Vincenzo Foppa: "I tre crocefissi"


Oggi alle 18 al Centro Trevi di Bolzano di Via Capuccini, Alessandra Sorci, laureata in Filosofia e Storia a Roma, esperta di storia della prospettiva, parlerà sul tema: “La prospettiva rinascimentale. Vincenzo Foppa e I tre crocefissi”, nell'ambito della mostra “La luce del Rinascimento”, curata dalla Ripartizione cultura provinciale.

Agli inizi del '500 la prospettiva diventa uno strumento d'uso consueto nella pratica degli artisti italiani. È proprio al Rinascimento italiano che si attribuisce l'invenzione della prospettiva centrale, un procedimento di rappresentazione basato su teoremi dell'ottica antica e della geometria euclidea, rielaborata in forma teorica poi da Leon Battista Alberti e da Piero della Francesca. I metodi di rappresentazione nel corso del secolo rinascimentale si moltiplicano e trovano soluzioni sempre più svincolate dall'altezza dell'occhio umano, permettendo la creazione di effetti prospettici innovativi e originali. I pittori si avvalgono di tecniche attraverso la vista dal basso o dall'alto, a volo d'uccello, illusioni spaziali e scenografiche ardite ed esasperate.

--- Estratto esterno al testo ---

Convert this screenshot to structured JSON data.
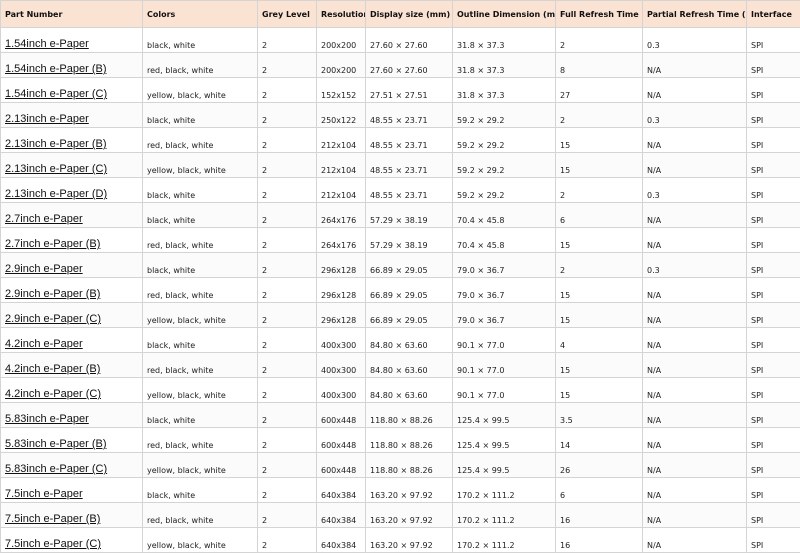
{
  "columns": [
    "Part Number",
    "Colors",
    "Grey Level",
    "Resolution",
    "Display size (mm)",
    "Outline Dimension (mm)",
    "Full Refresh Time (s)",
    "Partial Refresh Time (s)",
    "Interface"
  ],
  "rows": [
    [
      "1.54inch e-Paper",
      "black, white",
      "2",
      "200x200",
      "27.60 × 27.60",
      "31.8 × 37.3",
      "2",
      "0.3",
      "SPI"
    ],
    [
      "1.54inch e-Paper (B)",
      "red, black, white",
      "2",
      "200x200",
      "27.60 × 27.60",
      "31.8 × 37.3",
      "8",
      "N/A",
      "SPI"
    ],
    [
      "1.54inch e-Paper (C)",
      "yellow, black, white",
      "2",
      "152x152",
      "27.51 × 27.51",
      "31.8 × 37.3",
      "27",
      "N/A",
      "SPI"
    ],
    [
      "2.13inch e-Paper",
      "black, white",
      "2",
      "250x122",
      "48.55 × 23.71",
      "59.2 × 29.2",
      "2",
      "0.3",
      "SPI"
    ],
    [
      "2.13inch e-Paper (B)",
      "red, black, white",
      "2",
      "212x104",
      "48.55 × 23.71",
      "59.2 × 29.2",
      "15",
      "N/A",
      "SPI"
    ],
    [
      "2.13inch e-Paper (C)",
      "yellow, black, white",
      "2",
      "212x104",
      "48.55 × 23.71",
      "59.2 × 29.2",
      "15",
      "N/A",
      "SPI"
    ],
    [
      "2.13inch e-Paper (D)",
      "black, white",
      "2",
      "212x104",
      "48.55 × 23.71",
      "59.2 × 29.2",
      "2",
      "0.3",
      "SPI"
    ],
    [
      "2.7inch e-Paper",
      "black, white",
      "2",
      "264x176",
      "57.29 × 38.19",
      "70.4 × 45.8",
      "6",
      "N/A",
      "SPI"
    ],
    [
      "2.7inch e-Paper (B)",
      "red, black, white",
      "2",
      "264x176",
      "57.29 × 38.19",
      "70.4 × 45.8",
      "15",
      "N/A",
      "SPI"
    ],
    [
      "2.9inch e-Paper",
      "black, white",
      "2",
      "296x128",
      "66.89 × 29.05",
      "79.0 × 36.7",
      "2",
      "0.3",
      "SPI"
    ],
    [
      "2.9inch e-Paper (B)",
      "red, black, white",
      "2",
      "296x128",
      "66.89 × 29.05",
      "79.0 × 36.7",
      "15",
      "N/A",
      "SPI"
    ],
    [
      "2.9inch e-Paper (C)",
      "yellow, black, white",
      "2",
      "296x128",
      "66.89 × 29.05",
      "79.0 × 36.7",
      "15",
      "N/A",
      "SPI"
    ],
    [
      "4.2inch e-Paper",
      "black, white",
      "2",
      "400x300",
      "84.80 × 63.60",
      "90.1 × 77.0",
      "4",
      "N/A",
      "SPI"
    ],
    [
      "4.2inch e-Paper (B)",
      "red, black, white",
      "2",
      "400x300",
      "84.80 × 63.60",
      "90.1 × 77.0",
      "15",
      "N/A",
      "SPI"
    ],
    [
      "4.2inch e-Paper (C)",
      "yellow, black, white",
      "2",
      "400x300",
      "84.80 × 63.60",
      "90.1 × 77.0",
      "15",
      "N/A",
      "SPI"
    ],
    [
      "5.83inch e-Paper",
      "black, white",
      "2",
      "600x448",
      "118.80 × 88.26",
      "125.4 × 99.5",
      "3.5",
      "N/A",
      "SPI"
    ],
    [
      "5.83inch e-Paper (B)",
      "red, black, white",
      "2",
      "600x448",
      "118.80 × 88.26",
      "125.4 × 99.5",
      "14",
      "N/A",
      "SPI"
    ],
    [
      "5.83inch e-Paper (C)",
      "yellow, black, white",
      "2",
      "600x448",
      "118.80 × 88.26",
      "125.4 × 99.5",
      "26",
      "N/A",
      "SPI"
    ],
    [
      "7.5inch e-Paper",
      "black, white",
      "2",
      "640x384",
      "163.20 × 97.92",
      "170.2 × 111.2",
      "6",
      "N/A",
      "SPI"
    ],
    [
      "7.5inch e-Paper (B)",
      "red, black, white",
      "2",
      "640x384",
      "163.20 × 97.92",
      "170.2 × 111.2",
      "16",
      "N/A",
      "SPI"
    ],
    [
      "7.5inch e-Paper (C)",
      "yellow, black, white",
      "2",
      "640x384",
      "163.20 × 97.92",
      "170.2 × 111.2",
      "16",
      "N/A",
      "SPI"
    ]
  ],
  "colors": {
    "header_background": "#fbe3d4",
    "grid_line": "#d4d4d4"
  }
}
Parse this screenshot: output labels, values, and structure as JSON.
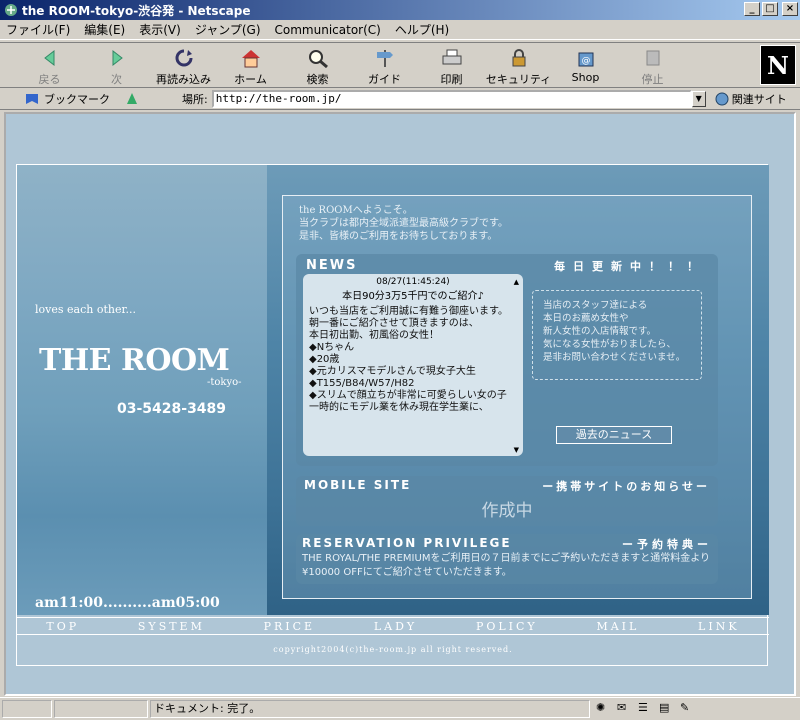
{
  "window": {
    "title": "the ROOM-tokyo-渋谷発 - Netscape"
  },
  "menu": [
    "ファイル(F)",
    "編集(E)",
    "表示(V)",
    "ジャンプ(G)",
    "Communicator(C)",
    "ヘルプ(H)"
  ],
  "toolbar": [
    {
      "label": "戻る",
      "icon": "back-arrow-icon"
    },
    {
      "label": "次",
      "icon": "forward-arrow-icon"
    },
    {
      "label": "再読み込み",
      "icon": "reload-icon"
    },
    {
      "label": "ホーム",
      "icon": "home-icon"
    },
    {
      "label": "検索",
      "icon": "search-icon"
    },
    {
      "label": "ガイド",
      "icon": "guide-icon"
    },
    {
      "label": "印刷",
      "icon": "print-icon"
    },
    {
      "label": "セキュリティ",
      "icon": "security-lock-icon"
    },
    {
      "label": "Shop",
      "icon": "shop-icon"
    },
    {
      "label": "停止",
      "icon": "stop-icon"
    }
  ],
  "location": {
    "bookmarks": "ブックマーク",
    "label": "場所:",
    "url": "http://the-room.jp/",
    "related": "関連サイト"
  },
  "page": {
    "loves": "loves each other...",
    "logo": "THE ROOM",
    "tokyo": "-tokyo-",
    "phone": "03-5428-3489",
    "hours": "am11:00..........am05:00",
    "welcome": [
      "the ROOMへようこそ。",
      "当クラブは都内全域派遣型最高級クラブです。",
      "是非、皆様のご利用をお待ちしております。"
    ],
    "news_title": "NEWS",
    "daily_update": "毎日更新中！！！",
    "news_date": "08/27(11:45:24)",
    "news_headline": "本日90分3万5千円でのご紹介♪",
    "news_body": [
      "いつも当店をご利用誠に有難う御座います。",
      "朝一番にご紹介させて頂きますのは、",
      "本日初出勤、初風俗の女性！",
      "◆Nちゃん",
      "◆20歳",
      "◆元カリスマモデルさんで現女子大生",
      "◆T155/B84/W57/H82",
      "◆スリムで顔立ちが非常に可愛らしい女の子",
      "一時的にモデル業を休み現在学生業に、"
    ],
    "staff_info": [
      "当店のスタッフ達による",
      "本日のお薦め女性や",
      "新人女性の入店情報です。",
      "気になる女性がおりましたら、",
      "是非お問い合わせくださいませ。"
    ],
    "past_news": "過去のニュース",
    "mobile_title": "MOBILE SITE",
    "mobile_note": "ー携帯サイトのお知らせー",
    "mobile_status": "作成中",
    "res_title": "RESERVATION PRIVILEGE",
    "res_note": "ー予約特典ー",
    "res_text": "THE ROYAL/THE PREMIUMをご利用日の７日前までにご予約いただきますと通常料金より¥10000 OFFにてご紹介させていただきます。",
    "nav": [
      "TOP",
      "SYSTEM",
      "PRICE",
      "LADY",
      "POLICY",
      "MAIL",
      "LINK"
    ],
    "copyright": "copyright2004(c)the-room.jp all right reserved."
  },
  "status": {
    "text": "ドキュメント: 完了。"
  }
}
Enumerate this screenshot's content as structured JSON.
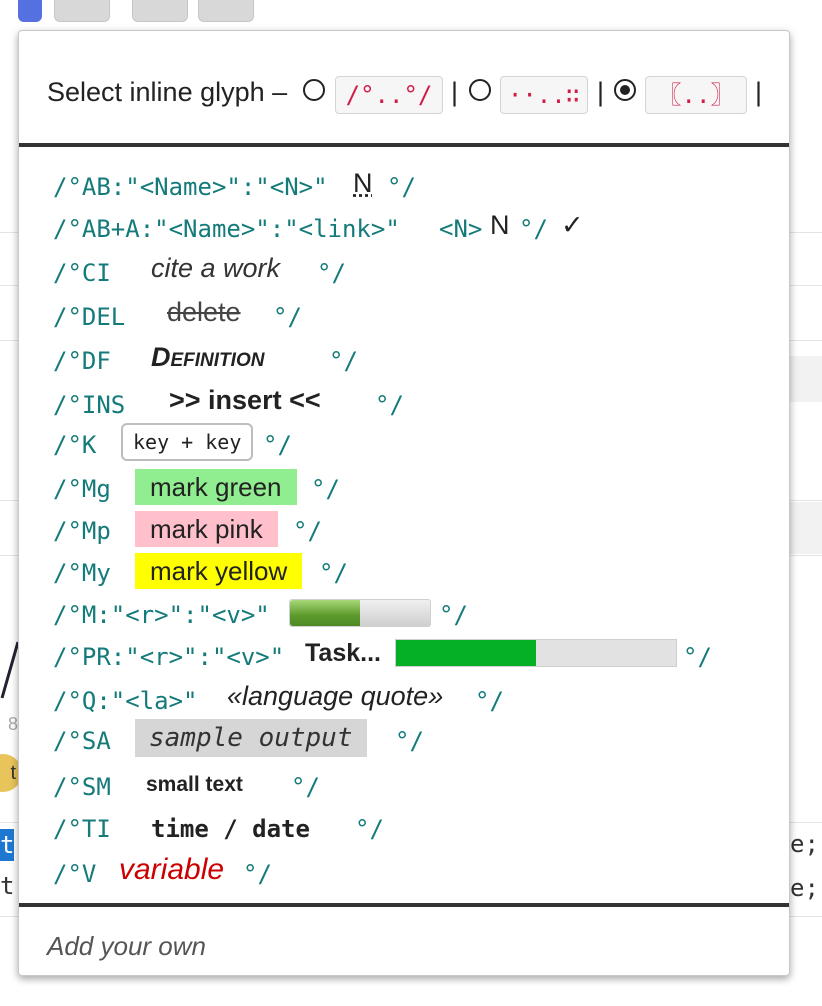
{
  "popup": {
    "header": {
      "label": "Select inline glyph –",
      "options": [
        {
          "glyph": "/°..°/",
          "selected": false
        },
        {
          "glyph": "··..∷",
          "selected": false
        },
        {
          "glyph": "〖..〗",
          "selected": true
        }
      ],
      "separator": "|"
    },
    "entries": {
      "ab": {
        "code": "/°AB:\"<Name>\":\"<N>\"",
        "sample": "N",
        "close": "°/"
      },
      "aba": {
        "code": "/°AB+A:\"<Name>\":\"<link>\"",
        "n_tag": "<N>",
        "sample": "N",
        "close": "°/",
        "check": "✓"
      },
      "ci": {
        "code": "/°CI",
        "sample": "cite a work",
        "close": "°/"
      },
      "del": {
        "code": "/°DEL",
        "sample": "delete",
        "close": "°/"
      },
      "df": {
        "code": "/°DF",
        "sample": "Definition",
        "close": "°/"
      },
      "ins": {
        "code": "/°INS",
        "sample": ">> insert <<",
        "close": "°/"
      },
      "k": {
        "code": "/°K",
        "sample": "key + key",
        "close": "°/"
      },
      "mg": {
        "code": "/°Mg",
        "sample": "mark green",
        "close": "°/",
        "color": "#90ee90"
      },
      "mp": {
        "code": "/°Mp",
        "sample": "mark pink",
        "close": "°/",
        "color": "#ffc0cb"
      },
      "my": {
        "code": "/°My",
        "sample": "mark yellow",
        "close": "°/",
        "color": "#ffff00"
      },
      "m": {
        "code": "/°M:\"<r>\":\"<v>\"",
        "meter_fraction": 0.5,
        "close": "°/"
      },
      "pr": {
        "code": "/°PR:\"<r>\":\"<v>\"",
        "label": "Task...",
        "progress_fraction": 0.5,
        "close": "°/"
      },
      "q": {
        "code": "/°Q:\"<la>\"",
        "sample": "«language quote»",
        "close": "°/"
      },
      "sa": {
        "code": "/°SA",
        "sample": "sample output",
        "close": "°/"
      },
      "sm": {
        "code": "/°SM",
        "sample": "small text",
        "close": "°/"
      },
      "ti": {
        "code": "/°TI",
        "sample": "time / date",
        "close": "°/"
      },
      "v": {
        "code": "/°V",
        "sample": "variable",
        "close": "°/",
        "color": "#cc0000"
      }
    },
    "footer": {
      "label": "Add your own"
    }
  },
  "background": {
    "code_right_1": "e;",
    "code_right_2": "e;",
    "code_left_1": "t",
    "code_left_2": "t",
    "badge": "t",
    "number": "8"
  }
}
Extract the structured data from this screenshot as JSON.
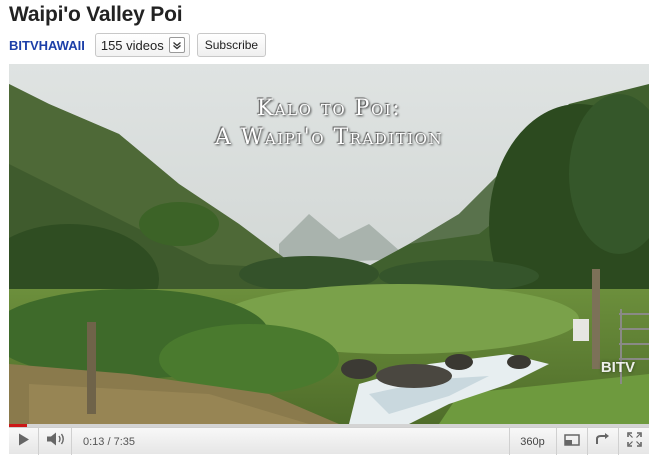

Tra i quadri esposti al Centro Trevi, in prestito dall'Accademia Carrara di Bergamo, museo tra i più prestigiosi d'Italia, c'è anche il “Gesù Cristo crocifisso tra i due ladroni” (1456) di Vincenzo Foppa, che sarà analizzato dalla studiosa Alessandra Sorci, nella sua trattazione sul tema della prospettiva rinascimentale che spiega:

“La tavola dipinta da Foppa presenta delle tracce di incisioni che consentono di verificare se le norme della prospettiva trovano o meno un'applicazione rigorosa nella pratica pittorica di un artista di area padana già alla metà del Quattrocento. Questa interpretazione ardita è la testimonianza di una prospettiva rigorosamente applicata, e riscontrabile nel pavimento dipinto. Bisogna capire come un artista padano, che non aveva contatti con gli artisti e i teorici fiorentini della prospettiva, sia stato capace di arrivare a questo risultato sorprendente. La spiegazione è da ricercarsi nella pratica di bottega di questo pittore che sembra ripercorrere una strada parallela rispetto a quella intrapresa dagli studiosi più eruditi. Questa ricerca si collega più a Jacopo Fellini e al suo album di disegni in cui c'è una raffigurazione prospettica non commentata, rispetto ai trattati teorici che rappresentano ancora un paradigma. Il pavimento è un proscenio tirato in prospettiva, ma sul fondo il paesaggio si divincola dai valori prospettici e dalle regole. Nel corso della storiografia del '900 si è capito che le regole codificate e rigorose, trovano nel tempo adattamenti non così disciplinati. Gli artisti seguono elementi più intuitivi. Molto probabilmente questo pittore non segue il modello letterario che deriva dai trattati di prospettiva dell'Alberti e di Piero della Francesca”.